Tencent Holdings Ltd. is opening its WeChat groups and will soon allow Alibaba’s Tmall and Taobao, among other social media rivals, to display their own external shopping site links, marking the slow removal of obstacles between Tencent and its Chinese rivals, Bloomberg reported Monday (Nov. 29).
The new functionality will be available “soon” in beta form for group chat participants to share links to third-party e-commerce platforms, Tencent said in a blog post Monday, according to the Bloomberg report. WeChat users will eventually get more content-sharing options, the post says, without detailing what those options will or could be. Users will also be able to tweak their settings on external sharing.
More than 1 billion Chinese people use WeChat daily for eCommerce and other online tasks. Until now, Tencent had allowed users who upgraded to the latest version of WeChat to share external links only in one-on-one conversations. Now, the company is eliminating the warning page that pops up when users click on external links.
Tencent has feared losing customers to ByteDance’s Douyin without some sort of barriers in place, but Chinese tech regulators have warned internet companies to stop the practice as part of a broader effort to eliminate so-called walled gardens, which help companies keep consumer data to themselves.
Related news: Chinese Gaming and Payments Platform Tencent Holdings’ YOY Revenue Growth Hits 19%
Earlier this month, China-based FinTech Tencent Holdings Ltd. cited “new regulatory and macroeconomic developments” as the main reasons behind its 3% revenue increase in the third quarter of 2021. That’s its lowest increase since Tencent went public 17 years ago.
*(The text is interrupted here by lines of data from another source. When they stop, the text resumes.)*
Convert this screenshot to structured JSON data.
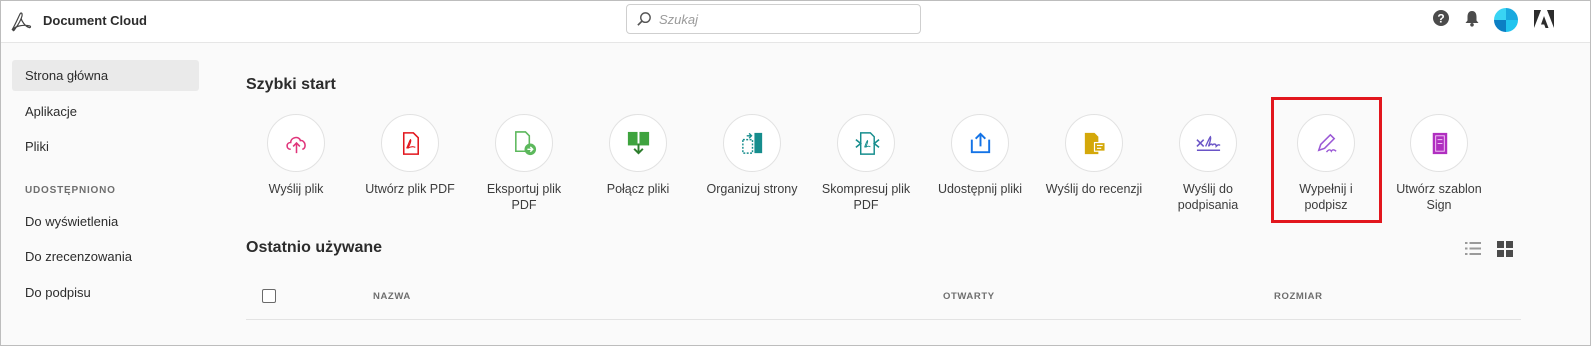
{
  "header": {
    "app_title": "Document Cloud",
    "search_placeholder": "Szukaj"
  },
  "sidebar": {
    "items": [
      {
        "label": "Strona główna",
        "active": true
      },
      {
        "label": "Aplikacje"
      },
      {
        "label": "Pliki"
      }
    ],
    "section_title": "UDOSTĘPNIONO",
    "shared_items": [
      {
        "label": "Do wyświetlenia"
      },
      {
        "label": "Do zrecenzowania"
      },
      {
        "label": "Do podpisu"
      }
    ]
  },
  "quick_start": {
    "title": "Szybki start",
    "tools": [
      {
        "line1": "Wyślij plik",
        "line2": "",
        "icon": "upload-cloud-icon",
        "color": "#e0347a"
      },
      {
        "line1": "Utwórz plik PDF",
        "line2": "",
        "icon": "create-pdf-icon",
        "color": "#e2161d"
      },
      {
        "line1": "Eksportuj plik",
        "line2": "PDF",
        "icon": "export-pdf-icon",
        "color": "#5cb85c"
      },
      {
        "line1": "Połącz pliki",
        "line2": "",
        "icon": "combine-files-icon",
        "color": "#3ea33e"
      },
      {
        "line1": "Organizuj strony",
        "line2": "",
        "icon": "organize-pages-icon",
        "color": "#168d8d"
      },
      {
        "line1": "Skompresuj plik",
        "line2": "PDF",
        "icon": "compress-pdf-icon",
        "color": "#168d8d"
      },
      {
        "line1": "Udostępnij pliki",
        "line2": "",
        "icon": "share-files-icon",
        "color": "#1473e6"
      },
      {
        "line1": "Wyślij do recenzji",
        "line2": "",
        "icon": "send-review-icon",
        "color": "#d4a80a"
      },
      {
        "line1": "Wyślij do",
        "line2": "podpisania",
        "icon": "send-sign-icon",
        "color": "#6a54c7"
      },
      {
        "line1": "Wypełnij i",
        "line2": "podpisz",
        "icon": "fill-sign-icon",
        "color": "#9b59d6"
      },
      {
        "line1": "Utwórz szablon",
        "line2": "Sign",
        "icon": "sign-template-icon",
        "color": "#b02fc0"
      }
    ]
  },
  "recent": {
    "title": "Ostatnio używane",
    "columns": [
      "NAZWA",
      "OTWARTY",
      "ROZMIAR"
    ]
  },
  "colors": {
    "highlight": "#e2161d",
    "sidebar_active": "#eaeaea"
  }
}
Chinese officials have imposed limits on the amount of time people can spend playing online games and mandated that Alibaba adopt Tencent’s WeChat Pay on its platform in September. Regulators also ordered Tencent and Alibaba to stop blocking one another’s website links on their platforms.
See also: EasyTransfer, Tencent Offer Chinese Students Platform for Overseas Tuition Payment
Tencent announced earlier this month it’s teaming with EasyTransfer to simplify overseas tuition payments for Chinese students, meaning they can use Tencent’s WeChat Pay secure payment infrastructure to make overseas college tuition payments to more than 1,200 universities and school across 80 countries, including the U.K., Australia, Canada and the U.S.